Bedah Berita – Berita Terkini dan Terpercaya Indonesia – 18 Juni 2026 | Bank Indonesia (BI) kembali menaikkan suku bunga acuan atau BI-Rate sebesar 25 basis poin (bps) menjadi 5,75 persen. Keputusan ini diambil dalam Rapat Dewan Gubernur (RDG) BI pada 17-18 Juni 2026. Gubernur BI Perry Warjiyo menyatakan bahwa kenaikan BI-Rate ini dilakukan sebagai langkah lanjutan untuk memperkuat stabilitas nilai tukar Rupiah di tengah tetap tingginya ketidakpastian global.
Menurut Perry, kenaikan BI-Rate ini juga sebagai langkah pre-emptive untuk menjaga inflasi pada tahun 2026 dan 2027. BI juga menaikkan suku bunga deposit facility sebesar 25 bps menjadi 4,75 persen dan suku bunga lending facility sebesar 25 bps menjadi 6,50 persen.

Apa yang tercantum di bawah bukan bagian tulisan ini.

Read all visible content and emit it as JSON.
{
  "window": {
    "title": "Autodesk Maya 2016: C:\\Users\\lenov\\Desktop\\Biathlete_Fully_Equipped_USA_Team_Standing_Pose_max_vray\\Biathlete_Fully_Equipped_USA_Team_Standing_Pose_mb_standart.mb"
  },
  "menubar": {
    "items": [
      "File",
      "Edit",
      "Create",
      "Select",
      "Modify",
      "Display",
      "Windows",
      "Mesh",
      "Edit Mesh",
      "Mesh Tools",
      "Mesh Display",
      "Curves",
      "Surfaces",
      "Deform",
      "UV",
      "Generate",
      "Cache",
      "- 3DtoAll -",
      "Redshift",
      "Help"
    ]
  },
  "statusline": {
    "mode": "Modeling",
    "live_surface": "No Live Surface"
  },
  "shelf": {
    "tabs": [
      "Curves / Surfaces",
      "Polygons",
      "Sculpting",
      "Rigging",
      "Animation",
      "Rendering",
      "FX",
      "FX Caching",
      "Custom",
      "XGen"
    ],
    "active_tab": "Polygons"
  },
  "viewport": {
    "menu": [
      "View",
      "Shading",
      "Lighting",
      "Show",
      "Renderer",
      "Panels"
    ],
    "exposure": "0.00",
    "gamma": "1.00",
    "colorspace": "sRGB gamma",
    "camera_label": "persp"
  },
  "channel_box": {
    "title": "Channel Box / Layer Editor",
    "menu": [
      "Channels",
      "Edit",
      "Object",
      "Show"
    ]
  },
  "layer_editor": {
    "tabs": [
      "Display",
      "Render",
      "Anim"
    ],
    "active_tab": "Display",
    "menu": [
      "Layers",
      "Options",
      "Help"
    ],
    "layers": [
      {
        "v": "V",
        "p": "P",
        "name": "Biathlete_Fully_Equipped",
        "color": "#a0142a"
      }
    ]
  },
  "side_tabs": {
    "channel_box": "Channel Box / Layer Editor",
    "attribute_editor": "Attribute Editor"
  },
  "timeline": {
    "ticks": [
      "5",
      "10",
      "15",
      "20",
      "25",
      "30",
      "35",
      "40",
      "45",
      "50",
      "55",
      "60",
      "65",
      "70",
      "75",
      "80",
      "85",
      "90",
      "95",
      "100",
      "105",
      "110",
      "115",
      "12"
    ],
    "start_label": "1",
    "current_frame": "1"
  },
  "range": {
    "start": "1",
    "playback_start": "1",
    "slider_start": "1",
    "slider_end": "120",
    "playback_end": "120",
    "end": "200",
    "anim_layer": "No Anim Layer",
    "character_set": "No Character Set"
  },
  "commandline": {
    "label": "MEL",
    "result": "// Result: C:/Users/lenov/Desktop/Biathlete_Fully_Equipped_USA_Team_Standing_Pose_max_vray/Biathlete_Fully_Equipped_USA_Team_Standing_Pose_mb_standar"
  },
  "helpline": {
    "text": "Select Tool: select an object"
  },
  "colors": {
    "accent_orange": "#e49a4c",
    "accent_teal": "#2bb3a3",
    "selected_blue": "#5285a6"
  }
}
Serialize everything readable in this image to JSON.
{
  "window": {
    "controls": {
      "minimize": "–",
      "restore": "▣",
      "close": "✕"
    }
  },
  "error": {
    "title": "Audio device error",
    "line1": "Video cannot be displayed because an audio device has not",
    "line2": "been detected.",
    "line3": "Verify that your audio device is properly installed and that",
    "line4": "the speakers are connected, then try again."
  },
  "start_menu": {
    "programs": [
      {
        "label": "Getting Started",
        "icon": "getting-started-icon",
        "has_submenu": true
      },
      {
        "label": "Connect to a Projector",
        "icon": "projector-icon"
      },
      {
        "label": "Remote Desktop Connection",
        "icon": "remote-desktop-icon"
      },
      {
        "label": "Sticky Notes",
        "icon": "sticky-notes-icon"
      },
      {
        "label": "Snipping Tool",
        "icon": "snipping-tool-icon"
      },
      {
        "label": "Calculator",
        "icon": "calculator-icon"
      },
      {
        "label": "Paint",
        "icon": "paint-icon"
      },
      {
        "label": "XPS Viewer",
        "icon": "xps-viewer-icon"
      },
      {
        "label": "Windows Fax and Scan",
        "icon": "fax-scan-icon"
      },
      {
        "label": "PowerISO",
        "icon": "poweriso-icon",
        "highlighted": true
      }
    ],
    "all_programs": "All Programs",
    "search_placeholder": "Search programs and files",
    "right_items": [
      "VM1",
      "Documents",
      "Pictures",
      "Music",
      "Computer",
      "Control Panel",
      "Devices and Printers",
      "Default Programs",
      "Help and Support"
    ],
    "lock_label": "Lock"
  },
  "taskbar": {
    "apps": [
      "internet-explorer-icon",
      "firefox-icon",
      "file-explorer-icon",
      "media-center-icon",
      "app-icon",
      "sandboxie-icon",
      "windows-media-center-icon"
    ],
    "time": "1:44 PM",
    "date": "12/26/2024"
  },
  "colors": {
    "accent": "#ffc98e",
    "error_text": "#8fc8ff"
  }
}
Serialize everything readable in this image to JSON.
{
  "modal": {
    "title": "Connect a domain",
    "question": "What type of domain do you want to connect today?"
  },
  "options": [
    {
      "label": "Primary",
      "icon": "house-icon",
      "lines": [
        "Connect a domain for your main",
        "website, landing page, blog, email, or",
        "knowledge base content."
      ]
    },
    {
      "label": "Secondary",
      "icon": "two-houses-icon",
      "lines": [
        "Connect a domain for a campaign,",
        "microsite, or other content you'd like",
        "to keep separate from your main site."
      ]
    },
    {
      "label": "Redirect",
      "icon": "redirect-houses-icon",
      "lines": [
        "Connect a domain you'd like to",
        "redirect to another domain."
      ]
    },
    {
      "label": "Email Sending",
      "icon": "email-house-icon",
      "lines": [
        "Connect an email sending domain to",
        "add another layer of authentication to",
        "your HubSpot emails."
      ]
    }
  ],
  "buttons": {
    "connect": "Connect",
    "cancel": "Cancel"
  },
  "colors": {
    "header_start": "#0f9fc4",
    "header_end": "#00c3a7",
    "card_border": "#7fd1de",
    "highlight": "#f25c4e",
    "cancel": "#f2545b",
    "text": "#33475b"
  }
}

Ekonom Institute for Development of Economics and Finance (Indef) Rizal Taufikurahman menilai bahwa kenaikan BI-Rate ini menunjukkan bahwa tekanan terhadap stabilitas nilai tukar rupiah dan arus modal masih cukup besar. Rizal menyatakan bahwa kebijakan 5,50 persen sebelumnya belum mampu meredam gejolak pasar.
Kenaikan BI-Rate ini juga berdampak pada IHSG yang tergelincir ke 6.172. Sebanyak 419 saham melemah sehingga menekan laju Indeks Harga Saham Gabungan (IHSG) pada penutupan perdagangan saham, Kamis, 18 Juni 2026.
PT Bank Amar Indonesia Tbk. (AMAR) belum akan menyesuaikan suku bunga bank mereka. SVP Finance Amar Bank David Wirawan menyatakan bahwa selain BI Rate, perseroan dalam menyesuaikan suku bunga bank turut mempertimbangkan kondisi market dan permintaan nasabah.
Rupiah tetap melemah dihantam ketidakpastian ekonomi dan geopolitik. Nilai tukar rupiah pada penutupan perdagangan Kamis, 18 Juni 2026, melemah 32 poin atau 0,18 persen menjadi Rp17.794 per dolar AS dari sebelumnya Rp17.762 per dollar AS.
Kesimpulan, kenaikan BI-Rate menjadi 5,75 persen menunjukkan bahwa tekanan terhadap stabilitas nilai tukar rupiah dan arus modal masih cukup besar. Kenaikan BI-Rate ini berdampak pada IHSG dan rupiah yang tetap melemah dihantam ketidakpastian ekonomi dan geopolitik.